Hebras de azafrán

Y aquella noche, allí, tumbada en la cama, lo decidió.

Se despediria de su madre y sus hermanas, y de su queridísima abuela, cogería un par de mudas, algo de pan y queso quizá, y aceptaría el regalo y la oportunidad que le habían ofrecido.

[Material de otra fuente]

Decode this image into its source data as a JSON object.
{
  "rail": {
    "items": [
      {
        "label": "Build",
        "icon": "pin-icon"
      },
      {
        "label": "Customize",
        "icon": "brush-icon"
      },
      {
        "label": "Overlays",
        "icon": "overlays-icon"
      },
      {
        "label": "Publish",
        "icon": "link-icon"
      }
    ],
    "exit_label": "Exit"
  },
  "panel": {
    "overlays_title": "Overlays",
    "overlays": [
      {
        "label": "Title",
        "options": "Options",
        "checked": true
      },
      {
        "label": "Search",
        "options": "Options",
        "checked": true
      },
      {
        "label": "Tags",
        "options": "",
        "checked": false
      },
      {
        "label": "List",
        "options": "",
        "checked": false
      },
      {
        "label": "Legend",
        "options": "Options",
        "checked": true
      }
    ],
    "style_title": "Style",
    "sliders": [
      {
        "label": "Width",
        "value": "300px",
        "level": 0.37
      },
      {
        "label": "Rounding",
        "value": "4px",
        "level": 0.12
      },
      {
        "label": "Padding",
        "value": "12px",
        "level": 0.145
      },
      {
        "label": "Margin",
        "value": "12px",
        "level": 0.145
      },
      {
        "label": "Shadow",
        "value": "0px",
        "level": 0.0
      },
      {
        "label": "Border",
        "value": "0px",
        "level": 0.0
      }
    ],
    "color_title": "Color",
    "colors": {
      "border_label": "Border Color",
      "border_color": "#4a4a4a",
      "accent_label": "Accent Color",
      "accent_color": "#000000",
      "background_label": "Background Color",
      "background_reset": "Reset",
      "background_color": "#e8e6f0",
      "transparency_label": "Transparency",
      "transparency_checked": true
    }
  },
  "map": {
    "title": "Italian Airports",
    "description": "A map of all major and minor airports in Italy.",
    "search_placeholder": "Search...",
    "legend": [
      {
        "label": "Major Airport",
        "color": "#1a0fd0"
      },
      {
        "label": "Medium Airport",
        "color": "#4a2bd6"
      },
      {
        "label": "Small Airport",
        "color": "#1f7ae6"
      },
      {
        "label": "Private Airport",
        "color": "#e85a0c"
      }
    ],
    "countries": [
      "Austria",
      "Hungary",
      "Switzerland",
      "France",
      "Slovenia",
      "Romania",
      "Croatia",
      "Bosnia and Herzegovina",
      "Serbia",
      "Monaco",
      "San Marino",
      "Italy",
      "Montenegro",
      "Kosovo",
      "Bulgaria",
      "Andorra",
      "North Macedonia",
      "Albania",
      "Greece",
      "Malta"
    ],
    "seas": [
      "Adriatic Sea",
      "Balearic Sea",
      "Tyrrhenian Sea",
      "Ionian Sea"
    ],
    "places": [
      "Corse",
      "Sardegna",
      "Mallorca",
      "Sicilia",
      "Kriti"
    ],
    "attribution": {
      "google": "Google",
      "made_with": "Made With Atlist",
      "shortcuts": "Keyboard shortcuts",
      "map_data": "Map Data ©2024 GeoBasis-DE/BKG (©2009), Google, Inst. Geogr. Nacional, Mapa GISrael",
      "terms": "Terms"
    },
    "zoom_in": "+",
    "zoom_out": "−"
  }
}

Cuando despuntó el alba, la sorprendió despierta. La emoción y el miedo por la decisión tomada le habían robado el sueño, pero ya no había marcha atrás.

Se levantó decidida, se aseó y se puso uno de sus mejores vestidos. Y así, acicalada y elegantemente vestida, se dispuso a compartir con su familia la buena nueva. Por fin uno de ellos se marcharía de aquel pueblo, por fin uno de ellos tendría la oportunidad de una vida mejor. Era tanto el dolor que moraba en aquel lugar, susurrando historias terribles, historias de viles traiciones, de hermanos que se daban muerte, de mujeres rompiéndose en lamentos y de niños pérdidos… Era tanto el sufrimiento de aquel lugar, que había terminado por quedarse yermo. Las tierras no daban fruto, el sol ya no brillaba, y el agua ya no seguía el camino antaño trazado para ella.

Allí ya no quedaba nada para nadie, la guerra se lo había llevado todo, y ahora ella tenía la ocasión de escapar de aquel lugar maldito y empezar a vivir de nuevo.